Из баночки с водой она достала трость, движением руки стряхнув лишнюю воду, обстоятельно облизала и продула её, что ужасно Сташека насмешило; затем, аккуратно и плотно надев её на эс, зажмурив один глаз, посмотрела на трость вдоль, как стрелок смотрит в прицел ружья. Объяснила скороговоркой: это затем, чтобы плоскость трости совпала с той, где верхний октавный клапан. Наконец поднесла инструмент ко рту, ещё раз чмокнула, и… одинокий печальный голос завис на одной ноте, протяжно полнясь, волнуясь и проникая в плоть воздуха; соскользнул на тон, опять поднялся, вопросительно окликая мальчика, будто приглашая следовать за ним… но куда же, куда?
– Ан-гель-ский… слышишь? Ангельский рожок, говорю я тебе. Единственный из всех духовых, который волнуется вибрацией. Вот что хочу я: в нашем оркестре должен быть голос, который требовательно позовёт – среди бравады праздника, среди помпезного грохота маршей и прочих
Старуха сидела, растопырив толстые ноги, уперев рожок в правое колено, серьёзно, в упор глядя на мальчика.
– Это – миссия. Это – трудно. Ты готов?
И Сташек растерянно кивнул, не сводя глаз с мятых мешков под глазами Веры Самойловны. Он ещё ничего не понимал; ангела – любого – представлял таким, каким видел святителя Николая Мирликийского на ростовой иконе в Троицкой церкви села иконописцев Холуй, где южская бабушка Валя когда-то (якобы втайне от родителей) его крестила.

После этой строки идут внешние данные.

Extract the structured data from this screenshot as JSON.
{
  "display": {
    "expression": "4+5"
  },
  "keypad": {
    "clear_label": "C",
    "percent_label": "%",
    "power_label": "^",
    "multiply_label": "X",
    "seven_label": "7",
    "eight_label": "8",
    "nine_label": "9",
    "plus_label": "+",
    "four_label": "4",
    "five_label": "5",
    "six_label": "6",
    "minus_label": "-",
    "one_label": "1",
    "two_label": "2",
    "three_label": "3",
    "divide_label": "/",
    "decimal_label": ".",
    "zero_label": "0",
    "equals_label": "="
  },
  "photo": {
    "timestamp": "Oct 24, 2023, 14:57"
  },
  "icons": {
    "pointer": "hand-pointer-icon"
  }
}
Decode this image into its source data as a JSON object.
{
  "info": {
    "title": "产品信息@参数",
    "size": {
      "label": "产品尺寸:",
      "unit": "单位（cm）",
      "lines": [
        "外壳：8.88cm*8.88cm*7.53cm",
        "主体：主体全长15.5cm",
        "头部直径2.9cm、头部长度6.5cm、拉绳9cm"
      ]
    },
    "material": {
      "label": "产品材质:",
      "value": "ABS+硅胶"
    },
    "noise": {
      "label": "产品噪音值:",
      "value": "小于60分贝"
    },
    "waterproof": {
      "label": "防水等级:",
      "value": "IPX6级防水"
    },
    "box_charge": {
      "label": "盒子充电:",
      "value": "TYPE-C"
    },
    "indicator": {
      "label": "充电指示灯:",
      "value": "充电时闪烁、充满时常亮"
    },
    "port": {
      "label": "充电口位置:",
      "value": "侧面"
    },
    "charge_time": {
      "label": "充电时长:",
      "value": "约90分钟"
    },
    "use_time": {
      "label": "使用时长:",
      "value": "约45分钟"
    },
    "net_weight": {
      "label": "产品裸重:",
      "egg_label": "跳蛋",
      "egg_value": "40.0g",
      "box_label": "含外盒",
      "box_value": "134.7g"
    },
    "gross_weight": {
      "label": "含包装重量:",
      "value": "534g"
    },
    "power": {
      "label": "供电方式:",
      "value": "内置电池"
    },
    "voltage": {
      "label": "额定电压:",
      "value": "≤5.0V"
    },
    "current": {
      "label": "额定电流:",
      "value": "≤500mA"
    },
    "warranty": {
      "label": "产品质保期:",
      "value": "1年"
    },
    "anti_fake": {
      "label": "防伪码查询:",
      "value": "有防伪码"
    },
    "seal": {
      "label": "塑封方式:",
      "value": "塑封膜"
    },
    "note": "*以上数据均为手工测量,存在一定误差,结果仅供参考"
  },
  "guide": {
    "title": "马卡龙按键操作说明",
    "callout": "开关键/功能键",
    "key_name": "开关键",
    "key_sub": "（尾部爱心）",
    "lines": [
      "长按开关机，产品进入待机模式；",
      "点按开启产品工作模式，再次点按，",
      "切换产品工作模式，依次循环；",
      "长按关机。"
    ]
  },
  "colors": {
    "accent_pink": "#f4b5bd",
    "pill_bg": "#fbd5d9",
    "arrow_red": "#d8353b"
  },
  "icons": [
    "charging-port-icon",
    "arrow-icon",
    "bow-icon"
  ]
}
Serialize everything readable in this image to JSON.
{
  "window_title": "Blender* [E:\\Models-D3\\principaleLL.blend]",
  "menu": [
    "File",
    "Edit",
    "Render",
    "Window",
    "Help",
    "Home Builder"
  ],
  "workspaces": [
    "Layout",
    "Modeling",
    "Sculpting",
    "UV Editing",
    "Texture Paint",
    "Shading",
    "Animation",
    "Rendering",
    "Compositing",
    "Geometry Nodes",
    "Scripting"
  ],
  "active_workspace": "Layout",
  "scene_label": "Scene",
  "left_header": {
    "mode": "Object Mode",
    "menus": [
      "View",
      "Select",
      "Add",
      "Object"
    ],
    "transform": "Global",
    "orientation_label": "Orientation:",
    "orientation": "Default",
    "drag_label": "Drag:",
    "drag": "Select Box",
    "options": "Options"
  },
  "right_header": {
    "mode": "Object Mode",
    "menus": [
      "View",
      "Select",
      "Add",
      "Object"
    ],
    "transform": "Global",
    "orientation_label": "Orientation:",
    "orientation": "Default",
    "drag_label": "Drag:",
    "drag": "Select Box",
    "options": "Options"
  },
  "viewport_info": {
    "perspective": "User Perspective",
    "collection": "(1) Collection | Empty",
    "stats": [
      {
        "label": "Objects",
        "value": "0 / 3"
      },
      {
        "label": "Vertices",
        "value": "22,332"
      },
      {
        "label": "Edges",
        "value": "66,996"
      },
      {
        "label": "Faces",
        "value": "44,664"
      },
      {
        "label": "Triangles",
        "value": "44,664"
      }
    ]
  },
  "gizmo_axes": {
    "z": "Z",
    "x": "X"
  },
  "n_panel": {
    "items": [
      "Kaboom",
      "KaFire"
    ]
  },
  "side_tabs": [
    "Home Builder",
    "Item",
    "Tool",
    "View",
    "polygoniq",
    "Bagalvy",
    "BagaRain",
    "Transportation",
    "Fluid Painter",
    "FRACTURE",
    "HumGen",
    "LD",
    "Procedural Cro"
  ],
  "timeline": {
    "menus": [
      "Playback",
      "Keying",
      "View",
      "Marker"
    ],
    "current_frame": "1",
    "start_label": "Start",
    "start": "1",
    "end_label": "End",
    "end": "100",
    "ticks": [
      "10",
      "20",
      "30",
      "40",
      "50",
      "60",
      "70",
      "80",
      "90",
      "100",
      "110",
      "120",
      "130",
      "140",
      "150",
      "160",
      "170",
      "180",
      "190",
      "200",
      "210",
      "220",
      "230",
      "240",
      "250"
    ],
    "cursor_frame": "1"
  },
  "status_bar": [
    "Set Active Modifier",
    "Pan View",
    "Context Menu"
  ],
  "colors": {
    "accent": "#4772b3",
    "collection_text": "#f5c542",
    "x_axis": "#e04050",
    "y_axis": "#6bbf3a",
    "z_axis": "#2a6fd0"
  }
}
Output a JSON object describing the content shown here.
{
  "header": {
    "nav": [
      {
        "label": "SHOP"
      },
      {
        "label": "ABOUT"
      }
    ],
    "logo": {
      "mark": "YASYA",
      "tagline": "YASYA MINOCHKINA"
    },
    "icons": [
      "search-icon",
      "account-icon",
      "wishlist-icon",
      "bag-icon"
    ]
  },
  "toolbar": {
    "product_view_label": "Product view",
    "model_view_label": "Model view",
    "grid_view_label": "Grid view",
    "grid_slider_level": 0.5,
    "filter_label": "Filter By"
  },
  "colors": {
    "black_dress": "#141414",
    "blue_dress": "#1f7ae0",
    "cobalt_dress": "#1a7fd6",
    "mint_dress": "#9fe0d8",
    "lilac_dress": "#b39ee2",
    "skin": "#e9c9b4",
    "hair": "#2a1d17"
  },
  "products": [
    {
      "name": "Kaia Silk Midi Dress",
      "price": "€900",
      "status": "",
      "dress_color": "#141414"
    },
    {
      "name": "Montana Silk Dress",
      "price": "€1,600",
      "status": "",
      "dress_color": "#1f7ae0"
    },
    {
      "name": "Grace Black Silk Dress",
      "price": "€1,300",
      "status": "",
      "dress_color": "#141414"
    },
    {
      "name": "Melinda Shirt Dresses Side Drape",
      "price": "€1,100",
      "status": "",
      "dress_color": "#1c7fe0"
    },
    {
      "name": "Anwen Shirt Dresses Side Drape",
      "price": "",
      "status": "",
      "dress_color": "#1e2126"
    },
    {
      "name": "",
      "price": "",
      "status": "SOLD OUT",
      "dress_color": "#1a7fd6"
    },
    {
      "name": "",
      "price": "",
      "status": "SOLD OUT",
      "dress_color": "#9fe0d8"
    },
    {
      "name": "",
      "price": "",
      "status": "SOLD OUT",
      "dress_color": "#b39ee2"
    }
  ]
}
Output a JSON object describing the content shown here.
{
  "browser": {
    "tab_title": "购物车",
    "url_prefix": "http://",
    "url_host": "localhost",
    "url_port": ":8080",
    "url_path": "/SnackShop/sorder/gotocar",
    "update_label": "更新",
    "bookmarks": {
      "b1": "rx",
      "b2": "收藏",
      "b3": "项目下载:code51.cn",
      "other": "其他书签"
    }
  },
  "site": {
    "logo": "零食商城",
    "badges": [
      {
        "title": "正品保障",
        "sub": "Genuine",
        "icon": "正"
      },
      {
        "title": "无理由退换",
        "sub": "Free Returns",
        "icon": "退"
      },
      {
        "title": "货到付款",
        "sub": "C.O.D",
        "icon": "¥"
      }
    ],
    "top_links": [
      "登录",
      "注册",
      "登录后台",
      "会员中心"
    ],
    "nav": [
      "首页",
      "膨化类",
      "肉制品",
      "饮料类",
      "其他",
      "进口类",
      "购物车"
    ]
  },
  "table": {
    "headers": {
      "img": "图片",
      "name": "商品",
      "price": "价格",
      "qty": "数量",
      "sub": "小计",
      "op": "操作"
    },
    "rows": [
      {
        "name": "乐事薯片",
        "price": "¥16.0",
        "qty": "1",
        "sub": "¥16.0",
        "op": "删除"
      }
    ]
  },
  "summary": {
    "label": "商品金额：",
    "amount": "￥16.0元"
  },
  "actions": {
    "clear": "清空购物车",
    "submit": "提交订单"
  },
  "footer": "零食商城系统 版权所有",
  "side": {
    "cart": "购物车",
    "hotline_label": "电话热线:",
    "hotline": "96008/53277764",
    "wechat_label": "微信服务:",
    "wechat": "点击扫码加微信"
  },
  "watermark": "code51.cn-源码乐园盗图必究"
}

К чему там надо взывать, и что такое вальсовый флирт, и отчего смешная дудка с круглой клизмой на конце непременно должна кого-то окликать посреди и без того отличного школьного оркестра… Всё это было заскоком полусумасшедшей седой старухи.
Почему же на следующий день после уроков, наплевав на футбол, он и пошёл вроде в сторону дома, но вдруг вернулся, побежал обратно, к зданию школы, и постучался к Вере Самойловне, – хотя занятие у него назначено было на послезавтра. И она отворила – со стаканом чая в железнодорожном подстаканнике. Просияв так, что все морщины собрались в гофрированный фонарик, сказала:
– О! Ты очень кстати, Аристарх! Сейчас кое-что увидишь. Тут я вот что подумала насчёт рожка, Аристарх…
Она отступила, пропустив Сташека в комнату, где двое мужиков распутывали верёвки, освобождая от старых тряпок и одеял, с горелыми пятнами от утюга, какой-то шкаф – старый, тёмно-красный, с башенкой, с уступчатыми скатами… завораживающе дикий в этой комнате, как египетский саркофаг в хлебном ларьке.
Они стали двигать его к свободной стене напротив окна, покачивая и направляя, как корабль, спускаемый со стапелей, и когда установили и подоткнули под ножки деревянные клинья для устойчивости, солнечный сегмент осветил круглые бронзовые ручки и благородно-тускловатую инкрустацию на выпуклой груди этого гренадера. И комната превратилась в дворцовую залу.